Visa's huge size gives it a competitive advantage. The company has more cards than MasterCard, Discover Financial, and American Express (NYSE: AXP) combined. However, Visa currently faces the challenge of building partnerships with larger companies to set up remote payment services as companies like Google and PayPal increasingly move in this direction. If Visa fails to win a large portion of these contracts, it may lose its competitive advantage. However, the company has a huge cash position and a lack of long-term debt, which puts it in a strong position to compete.

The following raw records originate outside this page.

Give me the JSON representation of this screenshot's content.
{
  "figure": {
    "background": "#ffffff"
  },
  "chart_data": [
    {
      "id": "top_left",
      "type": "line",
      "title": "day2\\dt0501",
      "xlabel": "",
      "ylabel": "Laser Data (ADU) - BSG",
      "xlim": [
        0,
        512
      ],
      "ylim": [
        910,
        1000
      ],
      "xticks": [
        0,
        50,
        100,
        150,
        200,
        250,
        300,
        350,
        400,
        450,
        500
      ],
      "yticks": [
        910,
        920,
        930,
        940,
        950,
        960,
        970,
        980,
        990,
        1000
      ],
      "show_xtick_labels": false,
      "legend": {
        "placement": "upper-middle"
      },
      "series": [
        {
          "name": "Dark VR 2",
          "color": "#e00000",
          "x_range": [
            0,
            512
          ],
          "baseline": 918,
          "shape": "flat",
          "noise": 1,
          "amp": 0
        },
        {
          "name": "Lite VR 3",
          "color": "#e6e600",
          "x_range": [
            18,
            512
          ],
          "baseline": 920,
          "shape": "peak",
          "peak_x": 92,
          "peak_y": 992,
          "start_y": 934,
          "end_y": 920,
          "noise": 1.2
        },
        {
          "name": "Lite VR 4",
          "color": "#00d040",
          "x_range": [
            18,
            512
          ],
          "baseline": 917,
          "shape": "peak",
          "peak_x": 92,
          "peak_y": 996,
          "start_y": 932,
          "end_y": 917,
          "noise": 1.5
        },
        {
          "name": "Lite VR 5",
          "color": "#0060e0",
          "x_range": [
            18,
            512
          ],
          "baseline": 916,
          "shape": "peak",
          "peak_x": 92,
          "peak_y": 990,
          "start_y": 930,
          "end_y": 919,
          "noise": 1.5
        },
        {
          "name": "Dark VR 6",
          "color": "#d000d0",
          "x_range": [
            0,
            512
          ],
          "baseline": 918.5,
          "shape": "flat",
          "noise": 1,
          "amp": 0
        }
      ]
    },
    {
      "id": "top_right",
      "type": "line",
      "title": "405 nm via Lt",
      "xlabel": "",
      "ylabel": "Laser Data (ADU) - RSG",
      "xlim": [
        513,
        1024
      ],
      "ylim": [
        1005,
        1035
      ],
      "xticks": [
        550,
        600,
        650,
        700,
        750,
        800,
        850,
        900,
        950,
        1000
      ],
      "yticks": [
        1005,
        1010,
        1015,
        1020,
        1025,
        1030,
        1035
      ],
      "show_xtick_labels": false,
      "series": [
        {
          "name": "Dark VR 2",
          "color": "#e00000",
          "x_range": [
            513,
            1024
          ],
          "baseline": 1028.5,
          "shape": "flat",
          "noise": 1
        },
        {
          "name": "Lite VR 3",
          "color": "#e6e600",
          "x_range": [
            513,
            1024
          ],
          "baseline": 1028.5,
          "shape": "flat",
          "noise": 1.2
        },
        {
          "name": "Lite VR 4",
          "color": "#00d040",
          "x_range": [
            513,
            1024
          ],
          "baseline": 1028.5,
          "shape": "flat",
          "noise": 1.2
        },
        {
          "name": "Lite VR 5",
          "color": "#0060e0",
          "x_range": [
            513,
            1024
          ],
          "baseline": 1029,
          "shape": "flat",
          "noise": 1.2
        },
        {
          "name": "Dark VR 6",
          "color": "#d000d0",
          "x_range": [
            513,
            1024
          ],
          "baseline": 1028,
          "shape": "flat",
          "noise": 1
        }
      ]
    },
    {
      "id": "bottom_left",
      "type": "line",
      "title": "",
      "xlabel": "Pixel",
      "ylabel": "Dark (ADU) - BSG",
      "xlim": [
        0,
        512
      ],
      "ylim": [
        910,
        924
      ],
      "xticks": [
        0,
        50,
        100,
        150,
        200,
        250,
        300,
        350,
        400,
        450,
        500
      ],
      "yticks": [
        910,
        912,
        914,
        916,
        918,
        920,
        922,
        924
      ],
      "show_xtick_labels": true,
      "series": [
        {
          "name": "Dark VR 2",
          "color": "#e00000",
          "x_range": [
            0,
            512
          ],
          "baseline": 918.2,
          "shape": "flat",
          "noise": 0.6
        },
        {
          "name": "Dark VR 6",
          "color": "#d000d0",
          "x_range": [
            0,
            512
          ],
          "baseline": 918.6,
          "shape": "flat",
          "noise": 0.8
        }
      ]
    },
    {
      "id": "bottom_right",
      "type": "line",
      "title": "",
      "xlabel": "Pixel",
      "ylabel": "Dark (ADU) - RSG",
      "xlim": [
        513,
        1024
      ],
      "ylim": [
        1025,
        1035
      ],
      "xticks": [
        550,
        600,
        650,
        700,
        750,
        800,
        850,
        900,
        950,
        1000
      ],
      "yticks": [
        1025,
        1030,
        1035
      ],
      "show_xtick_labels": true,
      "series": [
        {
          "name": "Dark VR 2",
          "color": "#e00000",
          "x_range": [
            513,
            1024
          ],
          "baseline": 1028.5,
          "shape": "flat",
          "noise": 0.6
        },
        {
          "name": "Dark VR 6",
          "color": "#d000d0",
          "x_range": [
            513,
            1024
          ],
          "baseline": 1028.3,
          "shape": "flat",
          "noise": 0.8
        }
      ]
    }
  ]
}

Heartland's recent quarterly earnings trounced analysts' estimates, as the company ramped up processing volumes. Heartland grew revenue 13%, and more importantly projected 2012 earnings that handily beat what the experts were predicting: $1.54 per share to $1.32. In comparison, MasterCard grew last quarter's revenue at 20%, while Discover and Visa put up 23% and 13.8%, respectively.

Using the DuPont formula can often give you some insight into how a company is competing against peers and what type of strategy it's using to juice return on equity. To find more successful investments, dig deeper than the earnings headlines.